In the last few months, just in the midst of the 10 year anniversary… TMOT is being completely rebuilt as an archive of work created from 2012 to 2019. During this time, major changes to the direction of the archived site has occurred, and there will be crackdowns to abusers of this platform that took years to build.
In late 2022, TMOT moved hosts from one cloud to another. The domain for a while was a sub-domain but has been at clickford.net/telephony and is expected to be it’s permanent home on the Web for the distant future. (So you can bookmark it.) No present certificate, but that’s a work in progress.
In life, there should be some hard boundaries:
- The direction of TMOT is mostly on the subject of telephony on an individual level. Devices like private branch exchanges and key telephone systems are cornered-off to separate sections on the site. Why? Because we do not celebrate allaboutism, meaning all you care about is PBX systems, Avaya PBX systems, Avaya Red PBX systems after 2002, etc.
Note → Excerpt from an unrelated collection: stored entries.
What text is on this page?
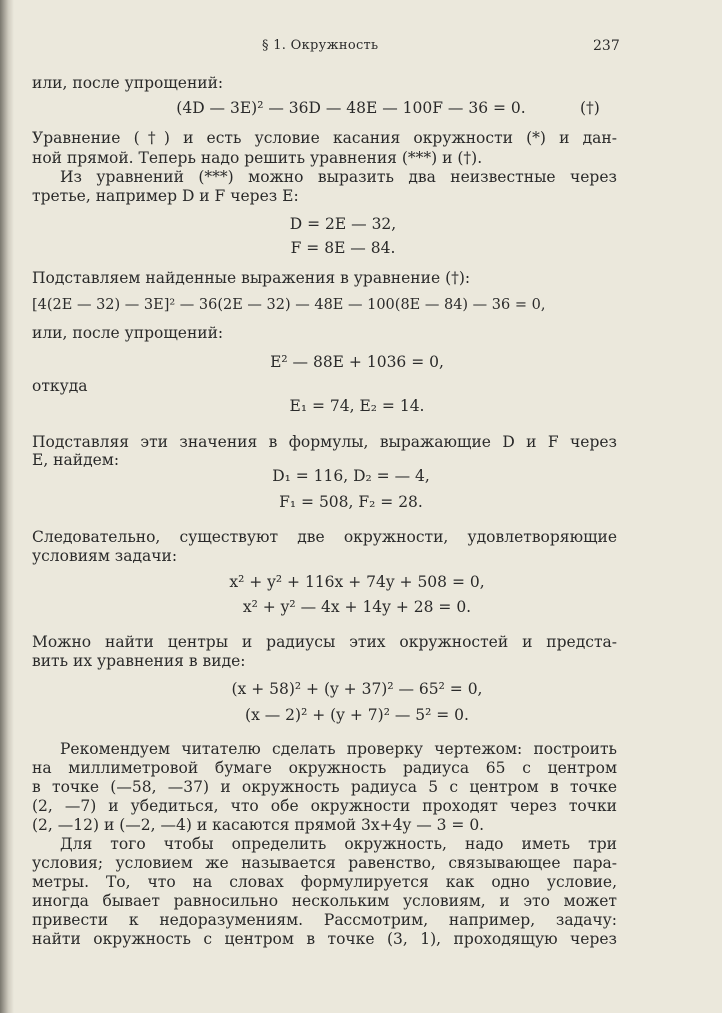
§ 1. Окружность	237
или, после упрощений:
(4D — 3E)² — 36D — 48E — 100F — 36 = 0.	(†)
Уравнение (†) и есть условие касания окружности (*) и дан-
ной прямой. Теперь надо решить уравнения (***) и (†).
Из уравнений (***) можно выразить два неизвестные через
третье, например D и F через E:
D = 2E — 32,
F = 8E — 84.
Подставляем найденные выражения в уравнение (†):
[4(2E — 32) — 3E]² — 36(2E — 32) — 48E — 100(8E — 84) — 36 = 0,
или, после упрощений:
E² — 88E + 1036 = 0,
откуда
E₁ = 74, E₂ = 14.
Подставляя эти значения в формулы, выражающие D и F через
E, найдем:
D₁ = 116, D₂ = — 4,
F₁ = 508, F₂ = 28.
Следовательно, существуют две окружности, удовлетворяющие
условиям задачи:
x² + y² + 116x + 74y + 508 = 0,
x² + y² — 4x + 14y + 28 = 0.
Можно найти центры и радиусы этих окружностей и предста-
вить их уравнения в виде:
(x + 58)² + (y + 37)² — 65² = 0,
(x — 2)² + (y + 7)² — 5² = 0.
Рекомендуем читателю сделать проверку чертежом: построить
на миллиметровой бумаге окружность радиуса 65 с центром
в точке (—58, —37) и окружность радиуса 5 с центром в точке
(2, —7) и убедиться, что обе окружности проходят через точки
(2, —12) и (—2, —4) и касаются прямой 3x+4y — 3 = 0.
Для того чтобы определить окружность, надо иметь три
условия; условием же называется равенство, связывающее пара-
метры. То, что на словах формулируется как одно условие,
иногда бывает равносильно нескольким условиям, и это может
привести к недоразумениям. Рассмотрим, например, задачу:
найти окружность с центром в точке (3, 1), проходящую через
Because I was too open it backfired. But it’s not to say the history of telephone networks shouldn’t be excluded. Many of the innovations from on premise systems could be applied to modern day, but in the VOIP world, that has been raped by allaboutism. (And despite it being on a self-hosted WordPress – THIS NOT a “web-log” or “blog” – thanks much!)
- Multiplatform approach. While the iTheme focused on the persona, it was time to make it easier for any device, and any platform. So now the site is reactive to whatever device and resolution you’re consuming
- Cellular friendly photos. Now compressed and fits under a megabyte, makes it easier for people on the go… why the hell did Joe The UCX Guy not get that?
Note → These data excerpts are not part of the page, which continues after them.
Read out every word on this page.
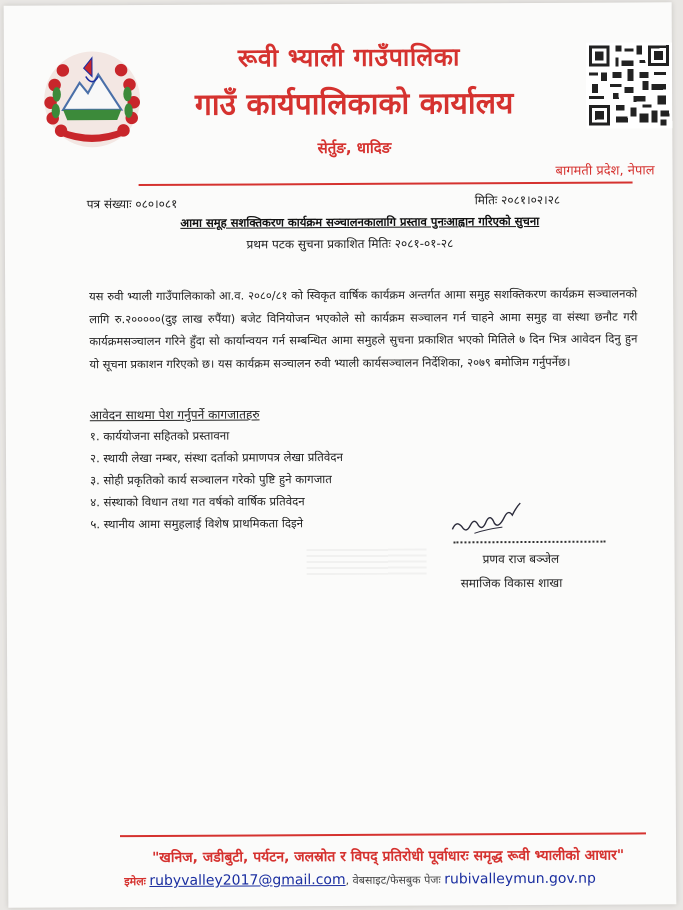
रूवी भ्याली गाउँपालिका
गाउँ कार्यपालिकाको कार्यालय
सेर्तुङ, धादिङ
बागमती प्रदेश, नेपाल
पत्र संख्याः ०८०।०८१	मितिः २०८१।०२।२८
आमा समूह सशक्तिकरण कार्यक्रम सञ्चालनकालागि प्रस्ताव पुनःआह्वान गरिएको सुचना
प्रथम पटक सुचना प्रकाशित मितिः २०८१-०१-२८
यस रुवी भ्याली गाउँपालिकाको आ.व. २०८०/८१ को स्विकृत वार्षिक कार्यक्रम अन्तर्गत आमा समुह सशक्तिकरण कार्यक्रम सञ्चालनको लागि रु.२०००००(दुइ लाख रुपैंया) बजेट विनियोजन भएकोले सो कार्यक्रम सञ्चालन गर्न चाहने आमा समुह वा संस्था छनौट गरी कार्यक्रमसञ्चालन गरिने हुँदा सो कार्यान्वयन गर्न सम्बन्धित आमा समुहले सुचना प्रकाशित भएको मितिले ७ दिन भित्र आवेदन दिनु हुन यो सूचना प्रकाशन गरिएको छ। यस कार्यक्रम सञ्चालन रुवी भ्याली कार्यसञ्चालन निर्देशिका, २०७९ बमोजिम गर्नुपर्नेछ।
आवेदन साथमा पेश गर्नुपर्ने कागजातहरु
१. कार्ययोजना सहितको प्रस्तावना
२. स्थायी लेखा नम्बर, संस्था दर्ताको प्रमाणपत्र लेखा प्रतिवेदन
३. सोही प्रकृतिको कार्य सञ्चालन गरेको पुष्टि हुने कागजात
४. संस्थाको विधान तथा गत वर्षको वार्षिक प्रतिवेदन
५. स्थानीय आमा समुहलाई विशेष प्राथमिकता दिइने
प्रणव राज बञ्जेल
समाजिक विकास शाखा
"खनिज, जडीबुटी, पर्यटन, जलस्रोत र विपद् प्रतिरोधी पूर्वाधारः समृद्ध रूवी भ्यालीको आधार"
इमेलः rubyvalley2017@gmail.com, वेबसाइट/फेसबुक पेजः rubivalleymun.gov.np
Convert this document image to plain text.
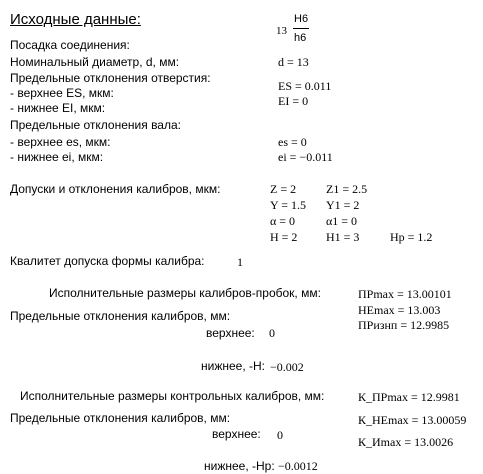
Исходные данные:
13
H6
h6
Посадка соединения:
Номинальный диаметр, d, мм:	d = 13
Предельные отклонения отверстия:
- верхнее ES, мкм:	ES = 0.011
- нижнее EI, мкм:	EI = 0
Предельные отклонения вала:
- верхнее es, мкм:	es = 0
- нижнее ei, мкм:	ei = −0.011
Допуски и отклонения калибров, мкм:	Z = 2 Z1 = 2.5
Y = 1.5 Y1 = 2
α = 0	α1 = 0
H = 2 H1 = 3	Hp = 1.2
Квалитет допуска формы калибра:	1
Исполнительные размеры калибров-пробок, мм:	ПРmax = 13.00101
НЕmax = 13.003
ПРизнп = 12.9985
Предельные отклонения калибров, мм:
верхнее: 0
нижнее, -Н: −0.002
Исполнительные размеры контрольных калибров, мм:	К_ПРmax = 12.9981
Предельные отклонения калибров, мм:	К_НЕmax = 13.00059
верхнее: 0	К_Иmax = 13.0026
нижнее, -Нр: −0.0012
- Any advice on modern day systems (made after Y2K including VOIP, Cisco and Asterisk is on my personal site… ahem not related to any of my existing clients or employers) again to keep a boundary of what TMOT should be.
- Any present day rants, has been removed
- The Facebook fan page has migrated to a Facebook group to build a community, a healthy and trusted one.
Like on WordPress.com, the accidental success on TMOT was the Search Engine Optimization; and in the coming months in the final work to finish the archiving, will be ensuring people get what they are searching for.